Sounds like you may have used too much liquor, good or not. That flavor is going to dominate...and go up like a rocket.

Flambe is about the effect, not the cooking. When I used to make Bananas Foster table side, all of the cooking, caramelization, everything is done before you torch it. You could serve it without the flambe and there would be very little difference, only the bit of flavor that comes from whatever alcohol you choose to use.

Since you are only using the alcohol for show, you don't need very much, a couple of ounces maximum. If you warm it slightly (we kept the bottle in the back in a warm water bath) the alcohol will light easily. If you use a higher proof alcohol, like 151, it will light easily, but has very little flavor. If you use a lower proof alcohol, you can get into tasty liqueurs that will add some finish to your dish in addition to the show, but you don't want to get too low on the proof, or it won't ignite. Think 80-100 proof orange liqueurs, for instance.

It's also a good idea to turn off the cooking flame before you put in the liquor, then control the ignition by using a lighter. Your eyebrows will thank you. If you pour the liquor in one spot and light it, you can then do the really cool move of using a large spoon to spoon flames (carefully) as you spread it around the dish.

For a wonderful after dinner effect, go with flaming coffee. It's a long story, and takes careful practice, but it resulted in excellent tips during my college years. And, no, it's not the same as flaming shots.

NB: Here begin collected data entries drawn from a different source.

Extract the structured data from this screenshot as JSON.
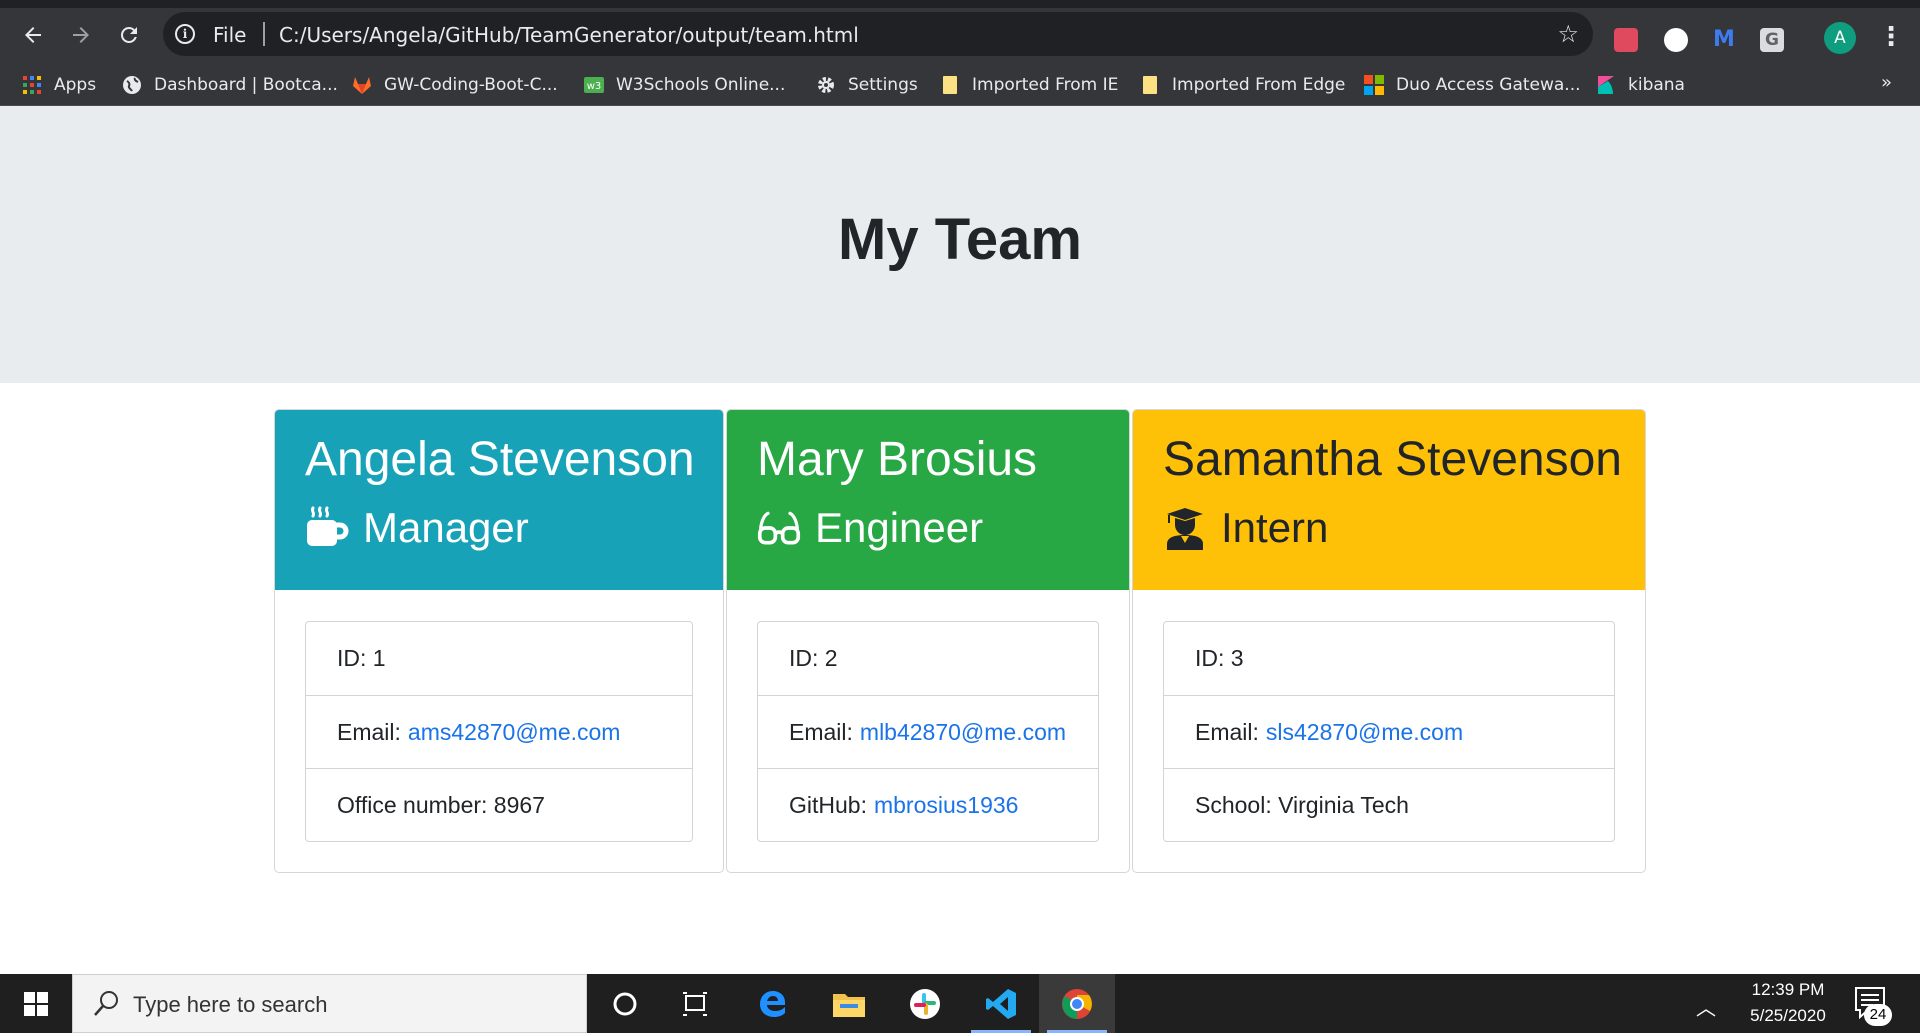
{
  "browser": {
    "url_scheme": "File",
    "url": "C:/Users/Angela/GitHub/TeamGenerator/output/team.html",
    "profile_initial": "A",
    "bookmarks": [
      {
        "label": "Apps"
      },
      {
        "label": "Dashboard | Bootca..."
      },
      {
        "label": "GW-Coding-Boot-C..."
      },
      {
        "label": "W3Schools Online..."
      },
      {
        "label": "Settings"
      },
      {
        "label": "Imported From IE"
      },
      {
        "label": "Imported From Edge"
      },
      {
        "label": "Duo Access Gatewa..."
      },
      {
        "label": "kibana"
      }
    ],
    "more_label": "»"
  },
  "page": {
    "title": "My Team",
    "cards": [
      {
        "name": "Angela Stevenson",
        "role": "Manager",
        "role_icon": "coffee-mug-icon",
        "color": "#17a2b8",
        "id_label": "ID: 1",
        "email_prefix": "Email:",
        "email": "ams42870@me.com",
        "extra_label": "Office number: 8967",
        "extra_link": ""
      },
      {
        "name": "Mary Brosius",
        "role": "Engineer",
        "role_icon": "glasses-icon",
        "color": "#28a745",
        "id_label": "ID: 2",
        "email_prefix": "Email:",
        "email": "mlb42870@me.com",
        "extra_label": "GitHub:",
        "extra_link": "mbrosius1936"
      },
      {
        "name": "Samantha Stevenson",
        "role": "Intern",
        "role_icon": "graduate-icon",
        "color": "#ffc107",
        "id_label": "ID: 3",
        "email_prefix": "Email:",
        "email": "sls42870@me.com",
        "extra_label": "School: Virginia Tech",
        "extra_link": ""
      }
    ]
  },
  "taskbar": {
    "search_placeholder": "Type here to search",
    "time": "12:39 PM",
    "date": "5/25/2020",
    "notification_count": "24"
  }
}
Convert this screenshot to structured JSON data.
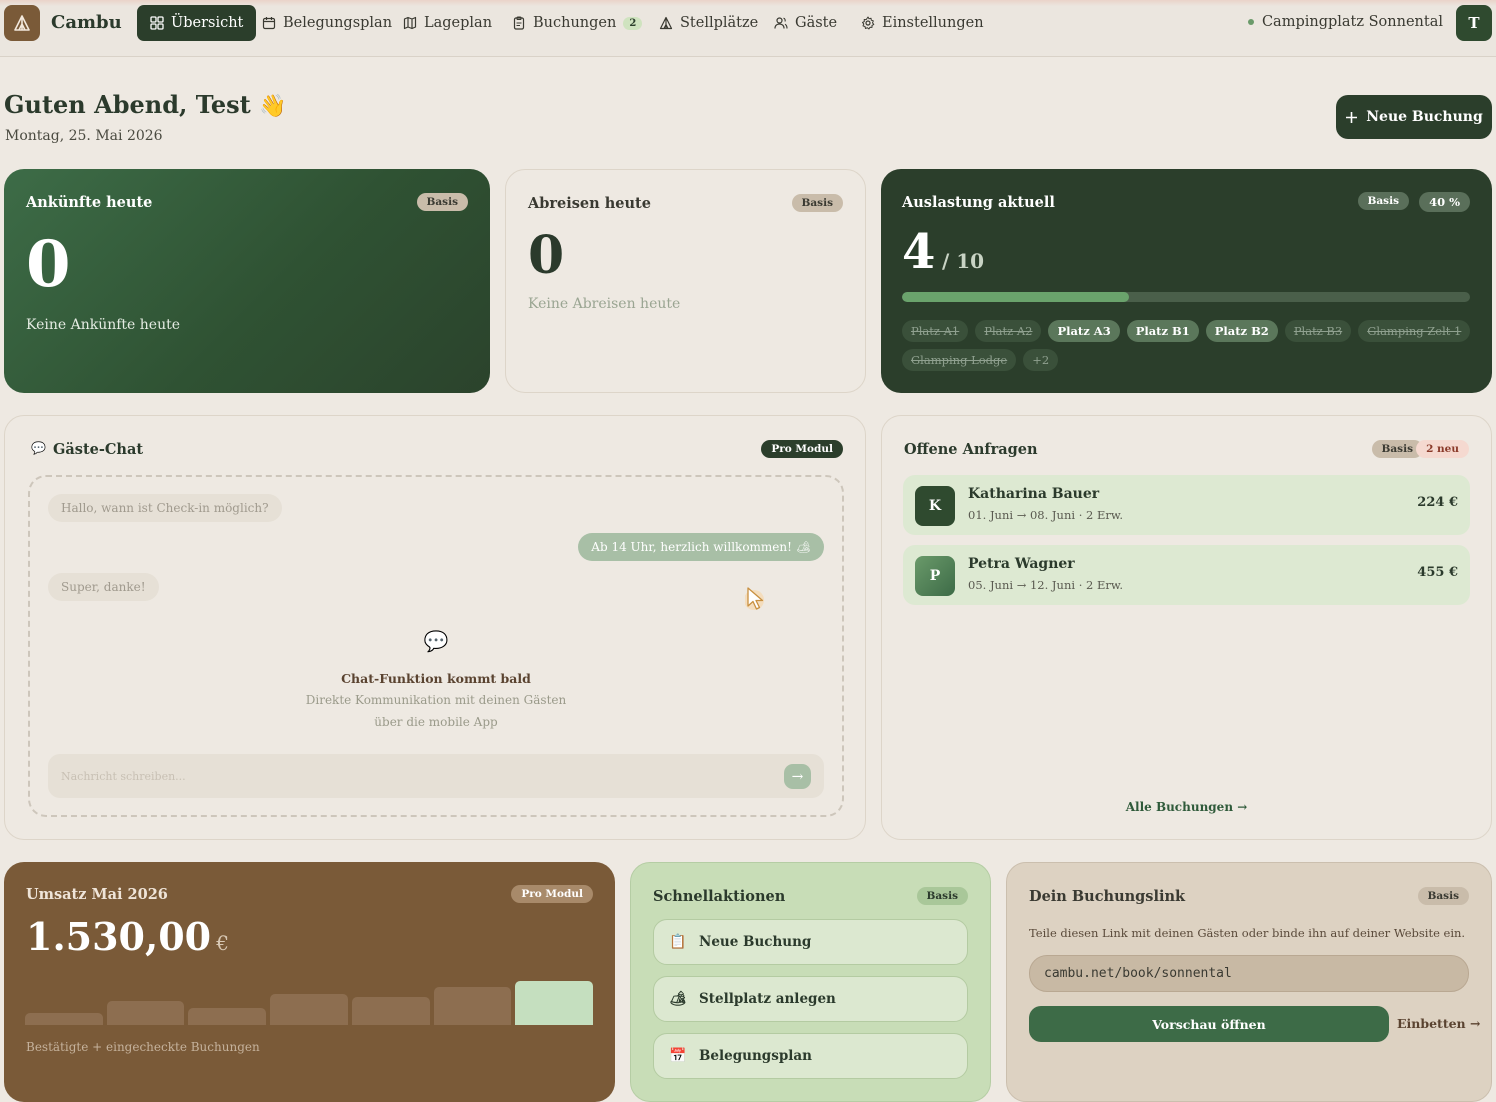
{
  "app": {
    "name": "Cambu",
    "site_name": "Campingplatz Sonnental",
    "user_initial": "T"
  },
  "nav": [
    {
      "label": "Übersicht",
      "icon": "grid-icon",
      "active": true
    },
    {
      "label": "Belegungsplan",
      "icon": "calendar-icon"
    },
    {
      "label": "Lageplan",
      "icon": "map-icon"
    },
    {
      "label": "Buchungen",
      "icon": "clipboard-icon",
      "badge": "2"
    },
    {
      "label": "Stellplätze",
      "icon": "tent-icon"
    },
    {
      "label": "Gäste",
      "icon": "users-icon"
    },
    {
      "label": "Einstellungen",
      "icon": "gear-icon"
    }
  ],
  "header": {
    "greeting": "Guten Abend, Test",
    "wave_emoji": "👋",
    "date": "Montag, 25. Mai 2026",
    "new_booking_label": "Neue Buchung"
  },
  "arrivals": {
    "title": "Ankünfte heute",
    "badge": "Basis",
    "count": "0",
    "empty_text": "Keine Ankünfte heute"
  },
  "departures": {
    "title": "Abreisen heute",
    "badge": "Basis",
    "count": "0",
    "empty_text": "Keine Abreisen heute"
  },
  "occupancy": {
    "title": "Auslastung aktuell",
    "badge": "Basis",
    "percent_label": "40 %",
    "occupied": "4",
    "total_label": "/ 10",
    "fill_percent": 40,
    "plots": [
      {
        "label": "Platz A1",
        "occupied": false
      },
      {
        "label": "Platz A2",
        "occupied": false
      },
      {
        "label": "Platz A3",
        "occupied": true
      },
      {
        "label": "Platz B1",
        "occupied": true
      },
      {
        "label": "Platz B2",
        "occupied": true
      },
      {
        "label": "Platz B3",
        "occupied": false
      },
      {
        "label": "Glamping Zelt 1",
        "occupied": false
      },
      {
        "label": "Glamping Lodge",
        "occupied": false
      }
    ],
    "more_label": "+2"
  },
  "chat": {
    "title": "Gäste-Chat",
    "badge": "Pro Modul",
    "messages": [
      {
        "text": "Hallo, wann ist Check-in möglich?",
        "dir": "in"
      },
      {
        "text": "Ab 14 Uhr, herzlich willkommen! 🏕",
        "dir": "out"
      },
      {
        "text": "Super, danke!",
        "dir": "in"
      }
    ],
    "coming_title": "Chat-Funktion kommt bald",
    "coming_line1": "Direkte Kommunikation mit deinen Gästen",
    "coming_line2": "über die mobile App",
    "input_placeholder": "Nachricht schreiben..."
  },
  "requests": {
    "title": "Offene Anfragen",
    "badge": "Basis",
    "new_badge": "2 neu",
    "items": [
      {
        "initial": "K",
        "name": "Katharina Bauer",
        "dates": "01. Juni → 08. Juni · 2 Erw.",
        "price": "224 €"
      },
      {
        "initial": "P",
        "name": "Petra Wagner",
        "dates": "05. Juni → 12. Juni · 2 Erw.",
        "price": "455 €"
      }
    ],
    "all_link": "Alle Buchungen →"
  },
  "revenue": {
    "title": "Umsatz Mai 2026",
    "badge": "Pro Modul",
    "amount": "1.530,00",
    "currency": "€",
    "bars_relative": [
      0.27,
      0.55,
      0.39,
      0.7,
      0.64,
      0.86,
      1.0
    ],
    "caption": "Bestätigte + eingecheckte Buchungen",
    "colors": {
      "bar": "#8d6e50",
      "highlight": "#c5dfbf"
    }
  },
  "quick": {
    "title": "Schnellaktionen",
    "badge": "Basis",
    "actions": [
      {
        "label": "Neue Buchung",
        "icon": "📋"
      },
      {
        "label": "Stellplatz anlegen",
        "icon": "🏕"
      },
      {
        "label": "Belegungsplan",
        "icon": "📅"
      }
    ]
  },
  "booking_link": {
    "title": "Dein Buchungslink",
    "badge": "Basis",
    "description": "Teile diesen Link mit deinen Gästen oder binde ihn auf deiner Website ein.",
    "url": "cambu.net/book/sonnental",
    "preview_label": "Vorschau öffnen",
    "embed_label": "Einbetten →"
  }
}
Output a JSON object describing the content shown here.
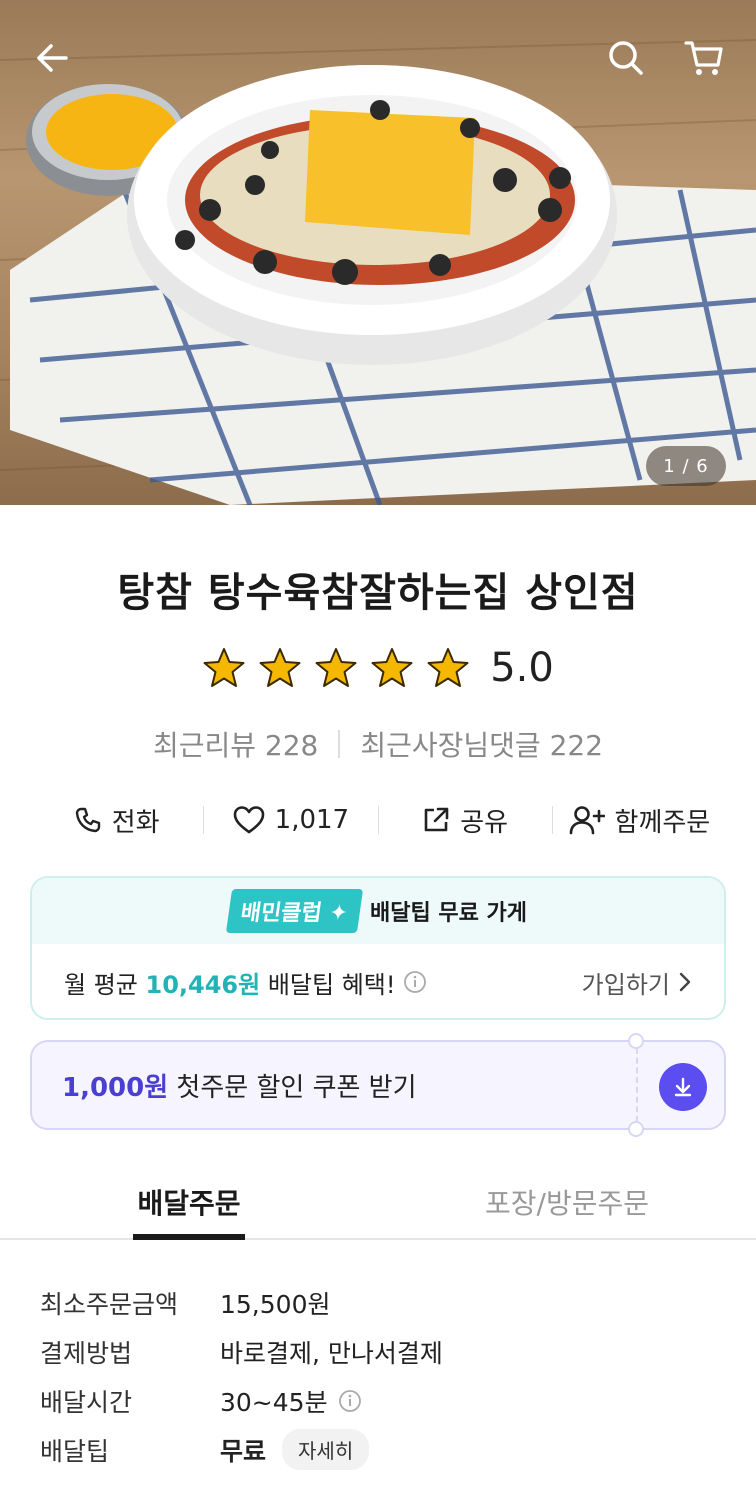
{
  "hero": {
    "counter": "1 / 6"
  },
  "store": {
    "name": "탕참 탕수육참잘하는집 상인점",
    "rating": "5.0",
    "star_count": 5,
    "recent_reviews": "최근리뷰 228",
    "owner_replies": "최근사장님댓글 222"
  },
  "actions": {
    "call": "전화",
    "likes": "1,017",
    "share": "공유",
    "group_order": "함께주문"
  },
  "club": {
    "badge": "배민클럽",
    "headline": "배달팁 무료 가게",
    "prefix": "월 평균 ",
    "amount": "10,446원",
    "suffix": " 배달팁 혜택!",
    "join": "가입하기"
  },
  "coupon": {
    "amount": "1,000원",
    "text": " 첫주문 할인 쿠폰 받기"
  },
  "tabs": {
    "delivery": "배달주문",
    "pickup": "포장/방문주문"
  },
  "info": {
    "min_order_label": "최소주문금액",
    "min_order_value": "15,500원",
    "payment_label": "결제방법",
    "payment_value": "바로결제, 만나서결제",
    "delivery_time_label": "배달시간",
    "delivery_time_value": "30~45분",
    "delivery_tip_label": "배달팁",
    "delivery_tip_value": "무료",
    "detail_chip": "자세히"
  },
  "colors": {
    "club_accent": "#21b3b5",
    "coupon_accent": "#4b3fd1",
    "download_button": "#5b4df0",
    "star": "#f5b800"
  }
}
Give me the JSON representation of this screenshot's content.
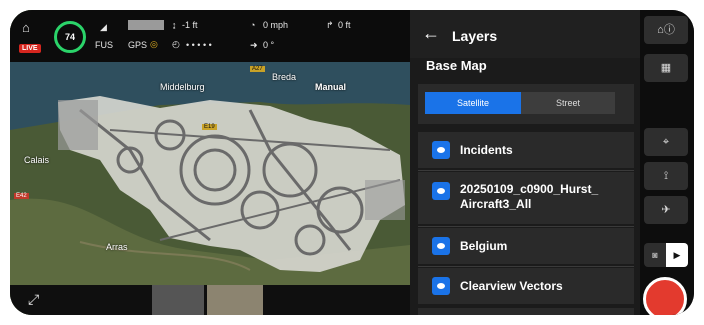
{
  "status": {
    "live_label": "LIVE",
    "battery": "74",
    "signal_label": "FUS",
    "gps_label": "GPS",
    "altitude": "-1 ft",
    "speed": "0 mph",
    "distance": "0 ft",
    "heading": "0 °",
    "gps_dots": "• • • • •"
  },
  "map": {
    "labels": [
      "Middelburg",
      "Breda",
      "Manual",
      "Calais",
      "Arras"
    ],
    "road_badges": [
      "A27",
      "E19",
      "E42"
    ]
  },
  "layers": {
    "title": "Layers",
    "base_map_title": "Base Map",
    "base_map_options": [
      "Satellite",
      "Street"
    ],
    "selected_base_map": "Satellite",
    "items": [
      {
        "label": "Incidents",
        "visible": true
      },
      {
        "label": "20250109_c0900_Hurst_\nAircraft3_All",
        "visible": true
      },
      {
        "label": "Belgium",
        "visible": true
      },
      {
        "label": "Clearview Vectors",
        "visible": true
      }
    ]
  },
  "colors": {
    "accent": "#1a73e8",
    "live": "#d6261f",
    "battery_ring": "#2bd46a",
    "record": "#e33a2e"
  }
}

When doing a flambe, make sure to expose the alcohol to plenty of air. A higher proof liquor also helps the flame to catch. I've used Bacardi 151, which specifically states that you should not burn it, and it does well, but I do it knowing that it's considered dangerous. A regular liquor should work fine if exposed to plenty of air.

The result shouldn't taste burnt. Instead you should let the fire go only for so long as it takes to get carmelization (for sweet things) or the Maillard reaction (for meats). Even though it might not look so cool you should cover your dish to put the flame out if you think it's starting to get overdone. The distinctive taste you are going for is cooked well, not smokey or burnt.